类: KeyObject

Node.js的使用KeyObject类来表示一个对称或不对称密钥,以及各种键自曝不同的功能。

The [crypto.createSecretKey()][], [crypto.createPublicKey()][] and [crypto.createPrivateKey()][] methods are used to create KeyObject instances. KeyObject objects are not to be created directly using the new keyword.

Most applications should consider using the new KeyObject API instead of passing keys as strings or Buffers due to improved security features.

keyObject.asymmetricKeyType

  • {string}

For asymmetric keys, this property represents the type of the key. Supported key types are:

  • 'rsa' (OID 1.2.840.113549.1.1.1)
  • 'rsa-pss' (OID 1.2.840.113549.1.1.10)
  • 'dsa' (OID 1.2.840.10040.4.1)
  • 'ec' (OID 1.2.840.10045.2.1)
  • 'x25519' (OID 1.3.101.110)
  • 'x448' (OID 1.3.101.111)
  • 'ed25519' (OID 1.3.101.112)
  • 'ed448' (OID 1.3.101.113)
  • 'dh' (OID 1.2.840.113549.1.3.1)

This property is undefined for unrecognized KeyObject types and symmetric keys.

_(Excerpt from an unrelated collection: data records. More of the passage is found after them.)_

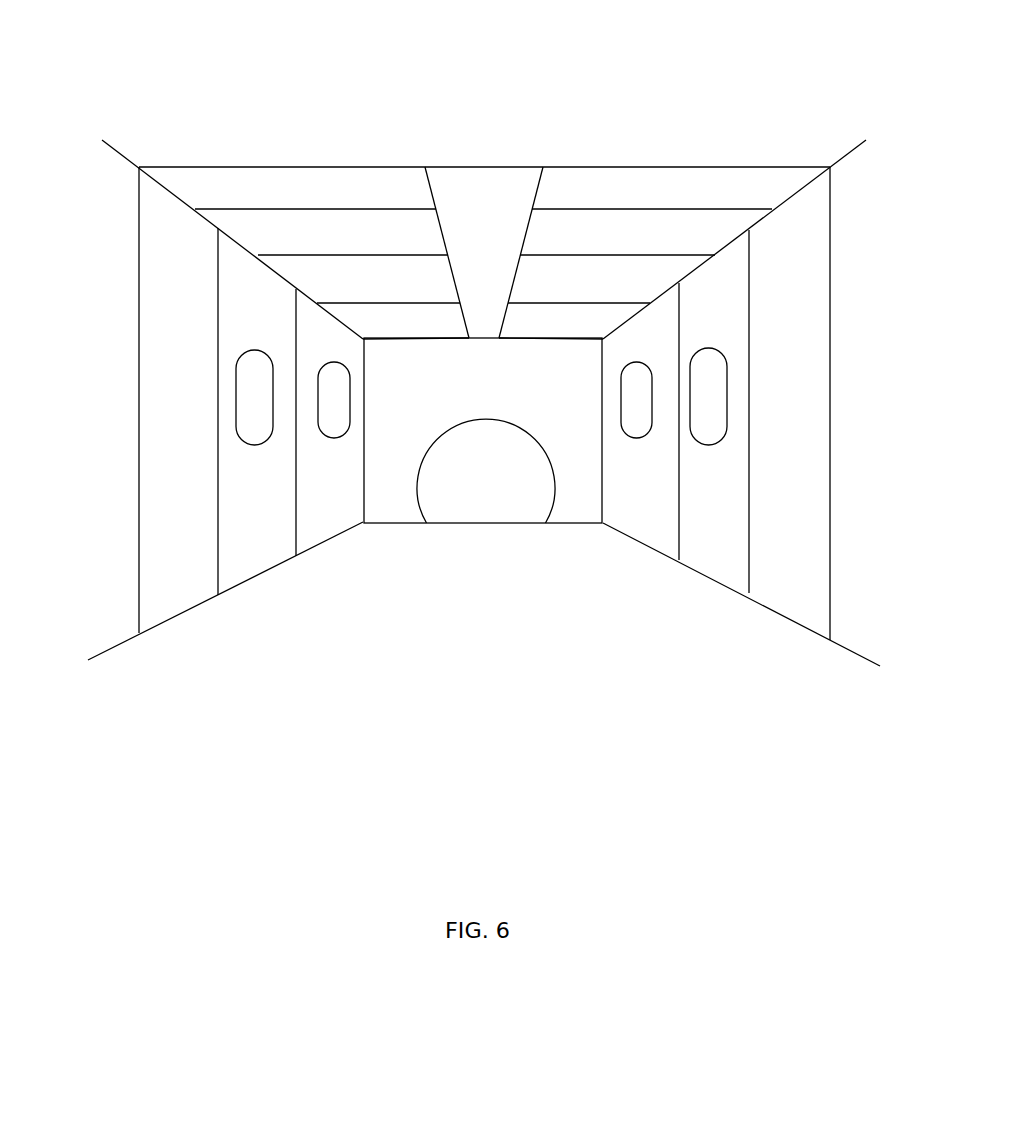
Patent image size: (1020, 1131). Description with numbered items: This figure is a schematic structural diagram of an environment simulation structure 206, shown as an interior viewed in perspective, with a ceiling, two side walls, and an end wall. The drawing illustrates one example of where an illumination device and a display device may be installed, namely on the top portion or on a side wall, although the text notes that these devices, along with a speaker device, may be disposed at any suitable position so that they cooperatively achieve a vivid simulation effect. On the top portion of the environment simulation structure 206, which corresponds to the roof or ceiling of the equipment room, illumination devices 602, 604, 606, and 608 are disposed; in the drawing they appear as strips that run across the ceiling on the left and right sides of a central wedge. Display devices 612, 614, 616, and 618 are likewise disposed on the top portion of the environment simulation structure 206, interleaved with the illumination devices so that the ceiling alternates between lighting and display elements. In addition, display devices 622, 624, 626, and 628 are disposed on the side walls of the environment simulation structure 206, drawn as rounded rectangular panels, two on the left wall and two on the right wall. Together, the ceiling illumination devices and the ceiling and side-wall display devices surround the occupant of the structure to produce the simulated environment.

The environment simulation structure 206 is at (138, 79).
The illumination device 602 is at (311, 203).
The illumination device 604 is at (370, 293).
The illumination device 606 is at (562, 292).
The illumination device 608 is at (655, 204).
The display device 612 is at (337, 248).
The display device 614 is at (399, 335).
The display device 616 is at (543, 334).
The display device 618 is at (607, 246).
The display device 622 is at (260, 370).
The display device 624 is at (338, 385).
The display device 626 is at (707, 372).
The display device 628 is at (630, 382).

keyObject.export([options])

  • options: {Object}
  • Returns: {string | Buffer}

For symmetric keys, this function allocates a Buffer containing the key material and ignores any options.

For asymmetric keys, the options parameter is used to determine the export format.

For public keys, the following encoding options can be used:

  • type: {string} Must be one of 'pkcs1' (RSA only) or 'spki'.
  • format: {string} Must be 'pem' or 'der'.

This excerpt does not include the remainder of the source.